On “The Sweet Unknown,” James Apollo sets a scene of desert hot days cooled by nights at hole-in-the-wall bars filled with cigarette smoke and femme fatales. This piquant imagery is fashioned from twangy, Southwest guitars, a dusty bass and gentle, jazzy drum beats. The album comes together like a story. Each song presents another twist in the plot.

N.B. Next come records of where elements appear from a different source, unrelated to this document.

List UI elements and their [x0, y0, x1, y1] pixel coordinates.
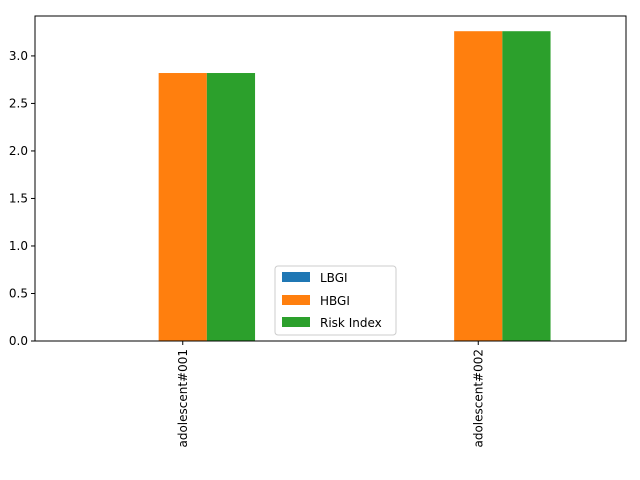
y-tick-label: 2.0	[9, 144, 28, 158]
legend-swatch-hbgi	[282, 295, 310, 305]
x-axis: adolescent#001 adolescent#002	[176, 341, 485, 448]
bar-hbgi-2	[454, 31, 503, 341]
y-tick-label: 3.0	[9, 49, 28, 63]
x-tick-label: adolescent#002	[471, 349, 485, 448]
legend: LBGI HBGI Risk Index	[274, 265, 397, 336]
y-tick-label: 0.0	[9, 334, 28, 348]
bars-group	[158, 31, 551, 341]
y-tick-label: 1.0	[9, 239, 28, 253]
y-tick-label: 2.5	[9, 96, 28, 110]
plot-frame	[34, 15, 627, 342]
legend-label-lbgi: LBGI	[320, 271, 348, 285]
bar-hbgi-1	[158, 73, 207, 341]
legend-swatch-risk-index	[282, 317, 310, 327]
y-tick-label: 0.5	[9, 286, 28, 300]
legend-label-hbgi: HBGI	[320, 294, 350, 308]
legend-label-risk-index: Risk Index	[320, 316, 382, 330]
bar-risk-index-1	[206, 73, 256, 341]
y-axis: 0.0 0.5 1.0 1.5 2.0 2.5 3.0	[9, 49, 35, 348]
y-tick-label: 1.5	[9, 191, 28, 205]
bar-risk-index-2	[502, 31, 551, 341]
legend-swatch-lbgi	[282, 272, 310, 282]
x-tick-label: adolescent#001	[176, 349, 190, 448]
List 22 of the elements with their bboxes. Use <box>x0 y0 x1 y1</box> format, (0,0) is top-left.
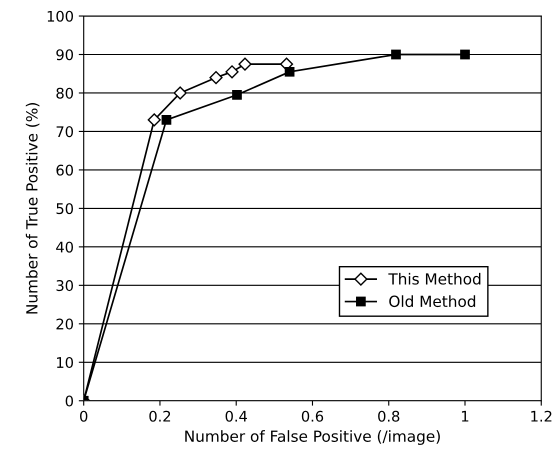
x-tick-label: 0 <box>80 410 88 422</box>
y-tick-label: 10 <box>57 356 74 368</box>
y-tick-label: 20 <box>56 318 74 330</box>
y-tick-label: 60 <box>56 164 74 176</box>
legend-label: Old Method <box>389 295 476 308</box>
legend-label: This Method <box>388 272 480 285</box>
x-tick-label: 0.4 <box>226 410 247 422</box>
y-tick-label: 100 <box>48 10 74 22</box>
y-tick-label: 90 <box>56 49 74 60</box>
y-tick-label: 40 <box>56 242 74 253</box>
x-tick-label: 0.2 <box>149 410 170 422</box>
y-axis-title: Number of True Positive (%) <box>26 103 40 314</box>
y-tick-label: 0 <box>66 395 74 406</box>
x-tick-label: 1.2 <box>531 410 552 422</box>
y-tick-label: 30 <box>56 280 74 292</box>
x-axis-title: Number of False Positive (/image) <box>185 430 440 445</box>
x-tick-label: 1 <box>462 410 468 422</box>
x-tick-label: 0.6 <box>302 410 324 422</box>
x-tick-label: 0.8 <box>378 410 400 422</box>
y-tick-label: 80 <box>56 88 74 99</box>
y-tick-label: 70 <box>56 126 74 138</box>
y-tick-label: 50 <box>56 203 74 214</box>
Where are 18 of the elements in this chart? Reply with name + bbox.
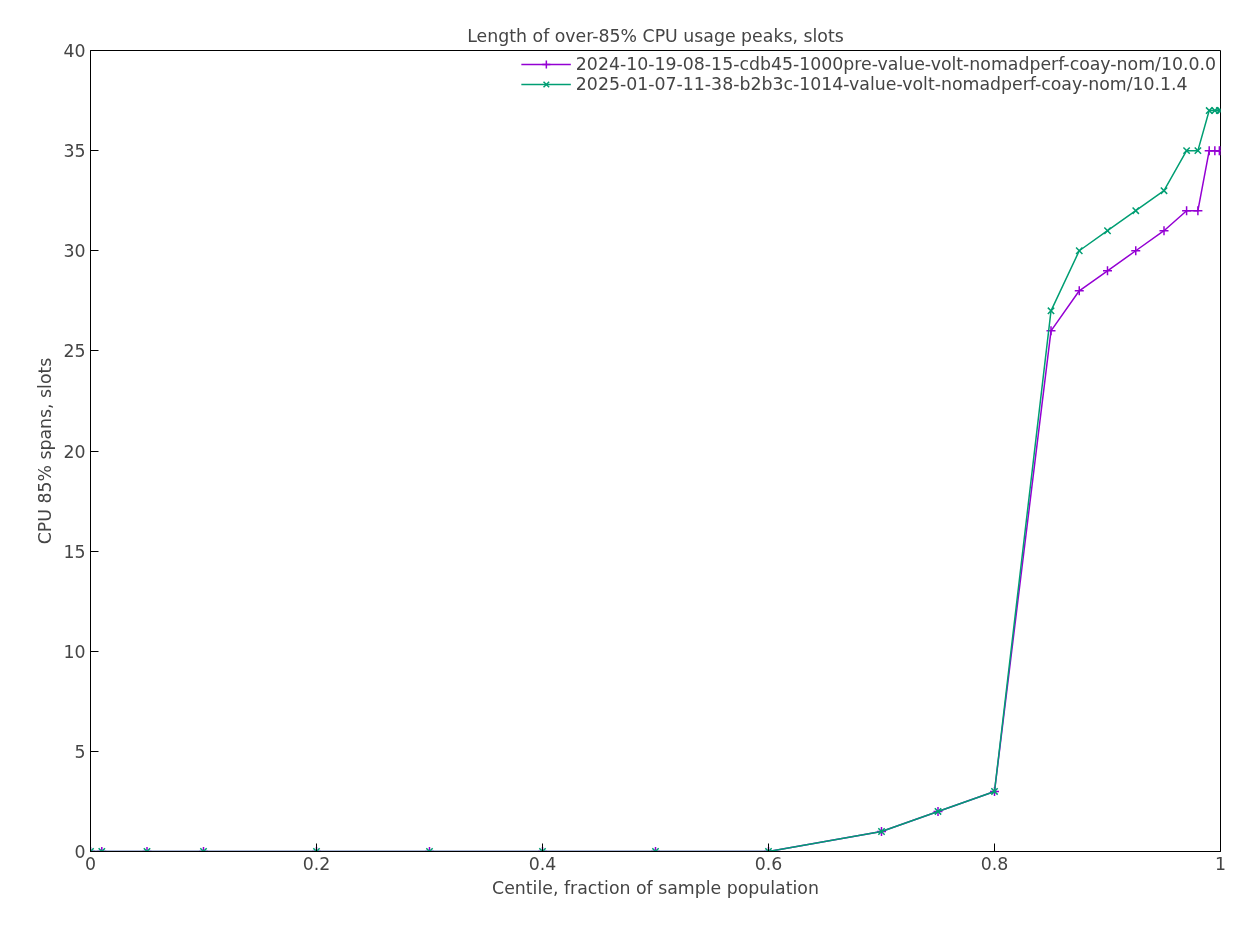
x-tick-label: 0.2	[302, 853, 331, 874]
y-tick-label: 10	[63, 641, 86, 662]
x-axis-title: Centile, fraction of sample population	[492, 877, 819, 898]
y-tick-label: 30	[63, 241, 86, 262]
y-tick-label: 40	[63, 41, 86, 61]
legend-label: 2024-10-19-08-15-cdb45-1000pre-value-volt-nomadperf-coay-nom/10.0.0	[575, 54, 1216, 74]
y-tick-label: 20	[63, 441, 86, 462]
y-tick-label: 35	[63, 141, 86, 162]
chart-title: Length of over-85% CPU usage peaks, slots	[467, 25, 844, 46]
y-tick-label: 5	[74, 741, 86, 762]
x-tick-label: 0.6	[754, 853, 783, 874]
y-tick-label: 25	[63, 341, 86, 362]
x-tick-label: 1	[1214, 853, 1227, 874]
x-tick-label: 0.8	[980, 853, 1009, 874]
legend-label: 2025-01-07-11-38-b2b3c-1014-value-volt-nomadperf-coay-nom/10.1.4	[575, 74, 1188, 94]
x-tick-label: 0.4	[528, 853, 557, 874]
y-tick-label: 15	[63, 541, 86, 562]
y-axis-title: CPU 85% spans, slots	[35, 357, 56, 545]
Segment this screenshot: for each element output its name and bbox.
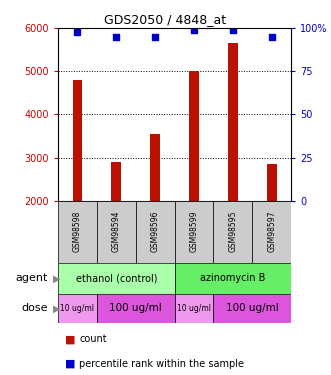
Bar (228, 43, 238, 201)
Bar (136, 201, 175, 262)
Bar (213, 294, 291, 322)
Text: azinomycin B: azinomycin B (200, 273, 266, 284)
Bar (112, 162, 121, 201)
Bar (58, 262, 175, 294)
Text: GSM98596: GSM98596 (151, 211, 160, 252)
Text: ■: ■ (65, 359, 75, 369)
Bar (97, 201, 136, 262)
Text: 10 ug/ml: 10 ug/ml (60, 304, 94, 313)
Bar (58, 201, 97, 262)
Point (269, 34, 274, 40)
Bar (72, 80, 82, 201)
Bar (252, 201, 291, 262)
Point (114, 34, 119, 40)
Bar (150, 134, 160, 201)
Bar (189, 71, 199, 201)
Bar (175, 201, 213, 262)
Text: GSM98594: GSM98594 (112, 211, 121, 252)
Text: ▶: ▶ (53, 303, 60, 313)
Text: 100 ug/ml: 100 ug/ml (226, 303, 279, 313)
Text: GSM98599: GSM98599 (190, 211, 199, 252)
Text: GSM98598: GSM98598 (73, 211, 82, 252)
Point (75, 28, 80, 34)
Bar (213, 201, 252, 262)
Point (230, 27, 236, 33)
Text: dose: dose (22, 303, 48, 313)
Text: ▶: ▶ (53, 273, 60, 284)
Text: GSM98597: GSM98597 (267, 211, 276, 252)
Text: count: count (79, 334, 107, 344)
Text: ■: ■ (65, 334, 75, 344)
Text: GDS2050 / 4848_at: GDS2050 / 4848_at (105, 13, 226, 26)
Text: GSM98595: GSM98595 (228, 211, 237, 252)
Text: 100 ug/ml: 100 ug/ml (109, 303, 162, 313)
Bar (97, 294, 175, 322)
Text: percentile rank within the sample: percentile rank within the sample (79, 359, 244, 369)
Bar (175, 294, 213, 322)
Point (153, 34, 158, 40)
Bar (267, 164, 277, 201)
Bar (175, 262, 291, 294)
Point (191, 27, 197, 33)
Text: ethanol (control): ethanol (control) (75, 273, 157, 284)
Bar (58, 294, 97, 322)
Text: 10 ug/ml: 10 ug/ml (177, 304, 211, 313)
Text: agent: agent (16, 273, 48, 284)
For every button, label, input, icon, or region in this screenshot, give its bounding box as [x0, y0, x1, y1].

Although all the songs on “The Sweet Unknown” are agreeable, something just doesn’t sit right. What that something is becomes apparent a couple of tracks into the album: Apollo’s shortcoming is his voice. There is nothing particularly off-putting about his voice, but his high and unsteady vocals come across as too young, innocent and unaffected by tobacco for his tales of dark and sultry nightlife to be convincing. Many of these songs would sound fine on their own, but a whole album’s worth causes them to become lost.
Nevertheless, by continuously switching tempos, Apollo does succeed at keeping listeners on their toes. The best example, “Crawl When You Come Down,” moves back and forth from caressing croons to moments of intense frenzy, where the entire band pounds at its instruments like toddlers who just discovered the pots in the kitchen.

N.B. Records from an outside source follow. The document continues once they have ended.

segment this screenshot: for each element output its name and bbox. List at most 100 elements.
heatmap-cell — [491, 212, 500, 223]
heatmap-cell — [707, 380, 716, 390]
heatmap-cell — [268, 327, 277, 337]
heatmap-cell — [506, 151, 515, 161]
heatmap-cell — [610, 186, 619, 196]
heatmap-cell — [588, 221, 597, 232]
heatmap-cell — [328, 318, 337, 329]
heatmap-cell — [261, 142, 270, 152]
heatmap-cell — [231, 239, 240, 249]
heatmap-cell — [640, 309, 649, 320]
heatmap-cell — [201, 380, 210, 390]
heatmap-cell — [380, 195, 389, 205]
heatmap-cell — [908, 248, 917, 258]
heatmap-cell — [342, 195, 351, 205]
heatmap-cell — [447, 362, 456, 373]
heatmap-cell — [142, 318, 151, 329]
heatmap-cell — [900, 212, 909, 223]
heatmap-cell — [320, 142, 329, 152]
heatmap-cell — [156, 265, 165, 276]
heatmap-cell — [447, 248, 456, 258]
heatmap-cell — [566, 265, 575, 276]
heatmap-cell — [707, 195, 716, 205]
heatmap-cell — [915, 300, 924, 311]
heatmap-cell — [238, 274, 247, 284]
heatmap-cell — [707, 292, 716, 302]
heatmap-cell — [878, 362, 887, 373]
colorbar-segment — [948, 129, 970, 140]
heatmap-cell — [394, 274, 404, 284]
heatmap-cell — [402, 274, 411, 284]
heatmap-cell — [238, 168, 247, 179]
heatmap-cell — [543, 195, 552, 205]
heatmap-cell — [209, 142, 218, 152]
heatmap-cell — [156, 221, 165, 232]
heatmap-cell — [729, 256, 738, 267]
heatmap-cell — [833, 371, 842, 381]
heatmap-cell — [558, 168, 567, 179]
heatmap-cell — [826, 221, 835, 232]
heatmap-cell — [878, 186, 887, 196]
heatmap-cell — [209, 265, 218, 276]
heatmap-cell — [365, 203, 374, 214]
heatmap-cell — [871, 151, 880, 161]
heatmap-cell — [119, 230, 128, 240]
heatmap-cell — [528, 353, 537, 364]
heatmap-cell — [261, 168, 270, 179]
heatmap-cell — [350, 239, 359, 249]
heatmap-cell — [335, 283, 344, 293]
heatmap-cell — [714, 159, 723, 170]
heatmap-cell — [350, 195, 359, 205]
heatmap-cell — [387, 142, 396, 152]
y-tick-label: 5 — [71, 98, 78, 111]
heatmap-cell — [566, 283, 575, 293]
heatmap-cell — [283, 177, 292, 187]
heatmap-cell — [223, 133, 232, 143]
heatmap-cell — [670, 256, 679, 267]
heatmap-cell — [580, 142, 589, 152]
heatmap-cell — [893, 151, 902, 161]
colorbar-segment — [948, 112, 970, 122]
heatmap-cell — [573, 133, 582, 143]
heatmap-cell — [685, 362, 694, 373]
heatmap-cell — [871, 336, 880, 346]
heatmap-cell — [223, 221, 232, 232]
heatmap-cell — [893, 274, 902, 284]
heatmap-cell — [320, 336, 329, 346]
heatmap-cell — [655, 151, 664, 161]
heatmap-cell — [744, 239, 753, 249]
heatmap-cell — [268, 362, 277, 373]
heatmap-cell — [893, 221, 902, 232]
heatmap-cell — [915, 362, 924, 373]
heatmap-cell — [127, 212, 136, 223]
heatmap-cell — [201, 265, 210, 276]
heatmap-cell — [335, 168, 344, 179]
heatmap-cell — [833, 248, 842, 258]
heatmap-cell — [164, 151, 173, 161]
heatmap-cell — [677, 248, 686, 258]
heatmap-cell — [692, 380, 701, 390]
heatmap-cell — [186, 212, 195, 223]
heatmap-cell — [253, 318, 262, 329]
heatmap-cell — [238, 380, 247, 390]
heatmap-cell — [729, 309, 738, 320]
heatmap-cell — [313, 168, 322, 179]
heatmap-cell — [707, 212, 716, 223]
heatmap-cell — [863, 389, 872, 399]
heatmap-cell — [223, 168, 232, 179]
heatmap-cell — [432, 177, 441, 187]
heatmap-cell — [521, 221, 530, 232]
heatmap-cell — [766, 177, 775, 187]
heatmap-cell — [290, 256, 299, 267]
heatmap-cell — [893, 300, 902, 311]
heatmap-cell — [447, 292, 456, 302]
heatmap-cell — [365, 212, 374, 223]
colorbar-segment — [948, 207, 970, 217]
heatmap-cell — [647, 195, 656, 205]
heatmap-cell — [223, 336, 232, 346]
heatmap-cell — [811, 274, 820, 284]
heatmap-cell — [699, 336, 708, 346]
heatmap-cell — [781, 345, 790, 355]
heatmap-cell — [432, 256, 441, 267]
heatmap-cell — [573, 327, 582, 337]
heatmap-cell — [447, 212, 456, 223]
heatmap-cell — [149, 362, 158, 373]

Apollo has not written a bad song. In fact, the low point of the album is “Sixteentons,” his cover of the Merle Travis-penned classic. Instead of cursing the system, he packs the song with so much pep it resembles the Seven Dwarfs’ chipper “Heigh Ho.”
Despite “Sixteentons,” it’s difficult to really criticize “The Sweet Unknown.” Yet all this album does is make you want to listen to a Tom Waits record. Waits’ songs also revolve around temptation, desperation and regret, but with a low and raspy voice that feels like a seedy alleyway and sends shivers down the spine.